I recently came across the following code while learning about Reentrant Locks in Lock-Free Concurrency:
class ReentrantLock32
{
std::atomic<std::size_t> m_atomic;
std::int32_t m_refCount;
public:
ReentrantLock32() : m_atomic(0), m_refCount(0) {}
void Acquire()
{
std::hash<std::thread::id> hasher;
std::size_t tid = hasher(std::this_thread::get_id());
if (m_atomic.load(std::memory_order_relaxed) != tid)
{
std::size_t unlockValue = 0;
while (!m_atomic.compare_exchange_weak(
unlockValue,
tid,
std::memory_order_relaxed,
std::memory_order_relaxed))
{
unlockValue = 0;
PAUSE();
}
}
++m_refCount;
std::atomic_thread_fence(std::memory_order_acquire);
}
void Release() {
std::atomic_thread_fence(std:memory_order_release);
std::hash<std::thread::id> hasher;
std::size_t tid = hasher(std::this_thread::get_id());
std::size_t actual = m_atomic.load(std::memory_order_relaxed);
assert(actual == tid);
--m_refCount;
if (m_refCount == 0)
{
m_atomic.store(0,std::memory_order_relaxed);
}
}
//...
}
However, I'm unsure whether the release fence call doesn't preclude the possibility of later memory operations in the thread preceding it and whether the acquire fence precludes the possibility of earlier memory operation succeeding it.
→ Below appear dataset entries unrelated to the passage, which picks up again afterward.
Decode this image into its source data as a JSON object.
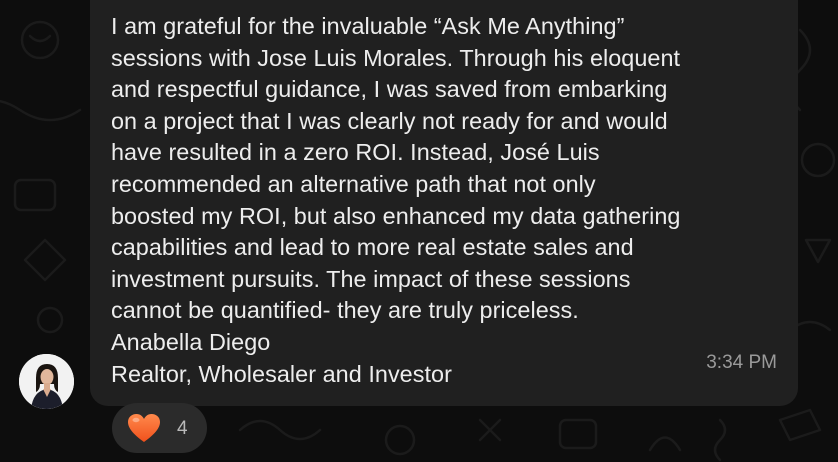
{
  "message": {
    "lines": [
      "I am grateful for the invaluable “Ask Me Anything”",
      "sessions with Jose Luis Morales. Through his eloquent",
      "and respectful guidance, I was saved from embarking",
      "on a project that I was clearly not ready for and would",
      "have resulted in a zero ROI. Instead, José Luis",
      "recommended an alternative path that not only",
      "boosted my ROI, but also enhanced my data gathering",
      "capabilities and lead to more real estate sales and",
      "investment pursuits. The impact of these sessions",
      "cannot be quantified- they are truly priceless.",
      "Anabella Diego",
      "Realtor, Wholesaler and Investor"
    ],
    "timestamp": "3:34 PM"
  },
  "sender": {
    "avatar_icon": "person-avatar-icon"
  },
  "reaction": {
    "emoji_icon": "heart-icon",
    "count": "4"
  },
  "colors": {
    "background": "#0d0d0d",
    "bubble": "#202020",
    "text": "#ededed",
    "timestamp": "#9a9a9a",
    "reaction_pill": "#2b2b2b",
    "heart": "#ff6b35"
  }
}
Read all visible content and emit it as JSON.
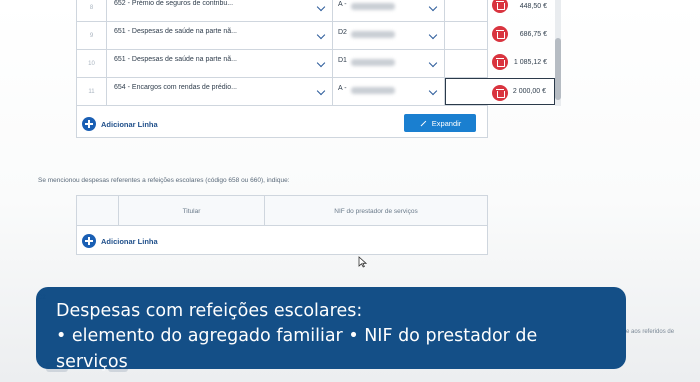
{
  "expenses_table": {
    "rows": [
      {
        "num": "8",
        "code": "652 - Prémio de seguros de contribu...",
        "titular": "A -",
        "value": "448,50 €"
      },
      {
        "num": "9",
        "code": "651 - Despesas de saúde na parte nã...",
        "titular": "D2",
        "value": "686,75 €"
      },
      {
        "num": "10",
        "code": "651 - Despesas de saúde na parte nã...",
        "titular": "D1",
        "value": "1 085,12 €"
      },
      {
        "num": "11",
        "code": "654 - Encargos com rendas de prédio...",
        "titular": "A -",
        "value": "2 000,00 €"
      }
    ],
    "add_line_label": "Adicionar Linha",
    "expand_label": "Expandir"
  },
  "meals_section": {
    "instruction": "Se mencionou despesas referentes a refeições escolares (código 658 ou 660), indique:",
    "columns": [
      "",
      "Titular",
      "NIF do prestador de serviços"
    ],
    "add_line_label": "Adicionar Linha"
  },
  "background_fragments": {
    "left_text": "C2",
    "right_text": "e aos referidos de"
  },
  "caption": {
    "line1": "Despesas com refeições escolares:",
    "line2": "• elemento do agregado familiar • NIF do prestador de serviços"
  },
  "colors": {
    "primary_blue": "#1a5fb4",
    "button_blue": "#1a7fd0",
    "delete_red": "#d9343f",
    "caption_bg": "#0d4a84"
  },
  "icons": [
    "plus-circle-icon",
    "chevron-down-icon",
    "trash-icon",
    "expand-icon",
    "mouse-cursor-icon"
  ]
}
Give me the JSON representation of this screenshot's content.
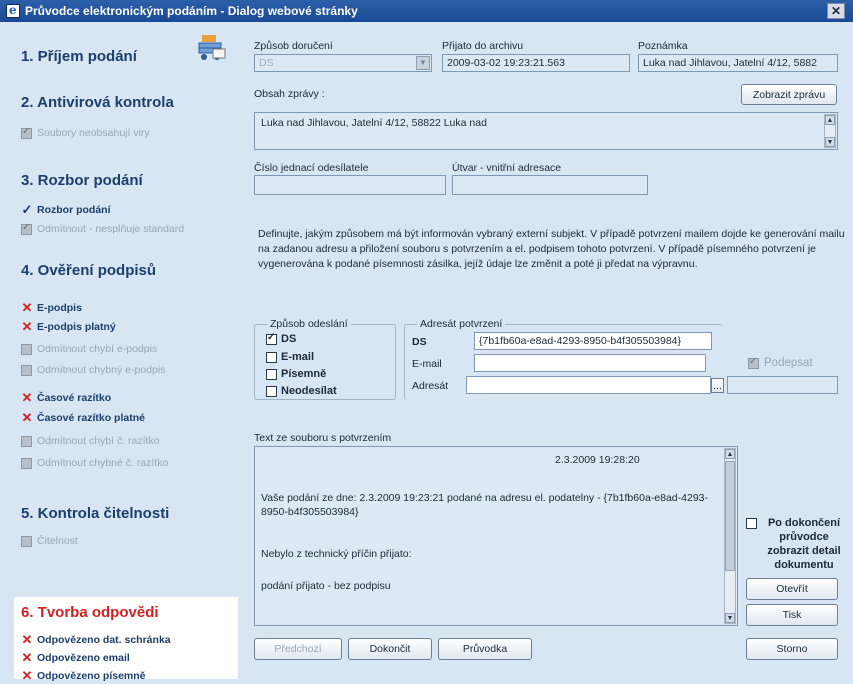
{
  "window": {
    "title": "Průvodce elektronickým podáním - Dialog webové stránky",
    "close_glyph": "✕"
  },
  "left": {
    "step1": "1. Příjem podání",
    "step2": "2. Antivirová kontrola",
    "step2_items": [
      "Soubory neobsahují viry"
    ],
    "step3": "3. Rozbor podání",
    "step3_items": [
      "Rozbor podání",
      "Odmítnout - nesplňuje standard"
    ],
    "step4": "4. Ověření podpisů",
    "step4_items": [
      "E-podpis",
      "E-podpis platný",
      "Odmítnout chybí e-podpis",
      "Odmítnout chybný e-podpis",
      "Časové razítko",
      "Časové razítko platné",
      "Odmítnout chybí č. razítko",
      "Odmítnout chybné č. razítko"
    ],
    "step5": "5. Kontrola čitelnosti",
    "step5_items": [
      "Čitelnost"
    ],
    "step6": "6. Tvorba odpovědi",
    "step6_items": [
      "Odpovězeno dat. schránka",
      "Odpovězeno email",
      "Odpovězeno písemně"
    ]
  },
  "form": {
    "zpusob_doruceni_label": "Způsob doručení",
    "zpusob_doruceni_value": "DS",
    "prijato_label": "Přijato do archivu",
    "prijato_value": "2009-03-02 19:23:21.563",
    "poznamka_label": "Poznámka",
    "poznamka_value": "Luka nad Jihlavou, Jatelní 4/12, 5882",
    "obsah_label": "Obsah zprávy :",
    "zobrazit_button": "Zobrazit zprávu",
    "obsah_value": "Luka nad Jihlavou, Jatelní 4/12, 58822 Luka nad",
    "cislo_label": "Číslo jednací odesílatele",
    "utvar_label": "Útvar - vnitřní adresace",
    "info_text": "Definujte, jakým způsobem má být informován vybraný externí subjekt. V případě potvrzení mailem dojde ke generování mailu na zadanou adresu a přiložení souboru s potvrzením a el. podpisem tohoto potvrzení. V případě písemného potvrzení je vygenerována k podané písemnosti zásilka, jejíž údaje lze změnit a poté ji předat na výpravnu.",
    "zpusob_odeslani_title": "Způsob odeslání",
    "odeslani_options": [
      "DS",
      "E-mail",
      "Písemně",
      "Neodesílat"
    ],
    "adresat_title": "Adresát potvrzení",
    "ds_label": "DS",
    "ds_value": "{7b1fb60a-e8ad-4293-8950-b4f305503984}",
    "email_label": "E-mail",
    "adresat_label": "Adresát",
    "browse_glyph": "...",
    "podepsat_label": "Podepsat",
    "text_title": "Text ze souboru s potvrzením",
    "text_date": "2.3.2009 19:28:20",
    "text_line1": "Vaše podání ze dne: 2.3.2009 19:23:21 podané na adresu el. podatelny - {7b1fb60a-e8ad-4293-8950-b4f305503984}",
    "text_line2": "Nebylo z technický příčin přijato:",
    "text_line3": "podání přijato - bez podpisu",
    "po_dokonceni_label": "Po dokončení průvodce zobrazit detail dokumentu",
    "otevrit_button": "Otevřít",
    "tisk_button": "Tisk",
    "predchozi_button": "Předchozí",
    "dokoncit_button": "Dokončit",
    "pruvodka_button": "Průvodka",
    "storno_button": "Storno"
  }
}
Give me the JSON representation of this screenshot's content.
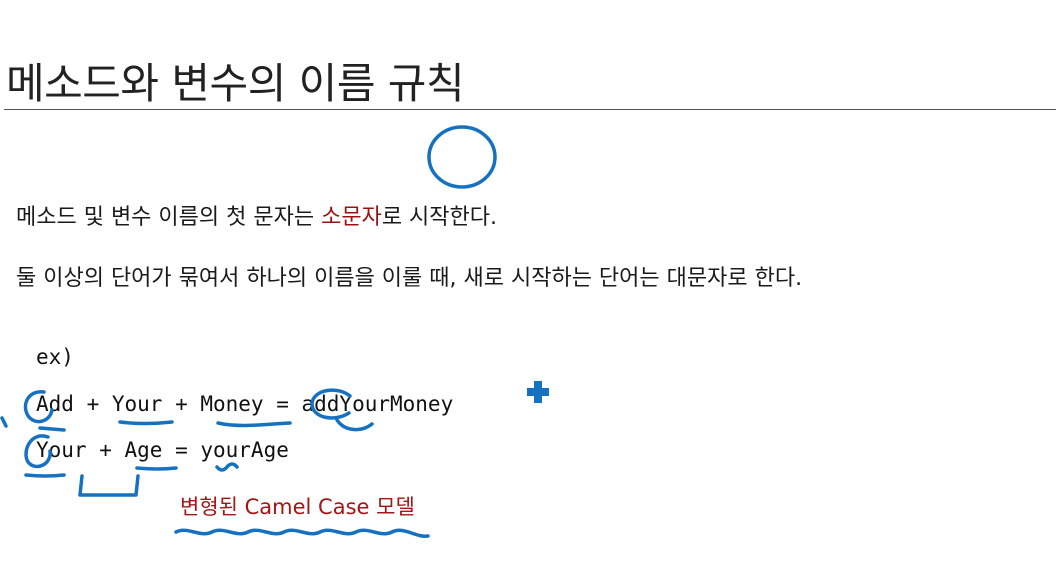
{
  "slide": {
    "title": "메소드와 변수의 이름 규칙"
  },
  "rules": {
    "rule1_before": "메소드 및 변수 이름의 첫 문자는 ",
    "rule1_highlight": "소문자",
    "rule1_after": "로 시작한다.",
    "rule2": "둘 이상의 단어가 묶여서 하나의 이름을 이룰 때, 새로 시작하는 단어는 대문자로 한다."
  },
  "example": {
    "label": "ex)",
    "line1": "Add + Your + Money = addYourMoney",
    "line2": "Your + Age = yourAge"
  },
  "caption": {
    "text": "변형된 Camel Case 모델"
  },
  "colors": {
    "highlight": "#9b1212",
    "caption": "#a31616",
    "ink": "#1672c1"
  },
  "icons": {
    "cursor": "plus-cursor-icon"
  }
}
If they don't, wouldn't it technically be possible that an optimisation could cause the line
if (m_refCount == 0)
to be suceeded by a complete and successful call to Acquire() on the same thread before the call to
m_atomic.store(0,std::memory_order_relaxed);
in which case the valid incrementation in the reordered Acquire() call would be overwritten by the delayed store() call?
When analyzing this code it also occurred to me that there might be stale data issues which lead to duplicate locks which is questioned here.
There is also another related question to clarify the potential order of memory operations for release fence calls here.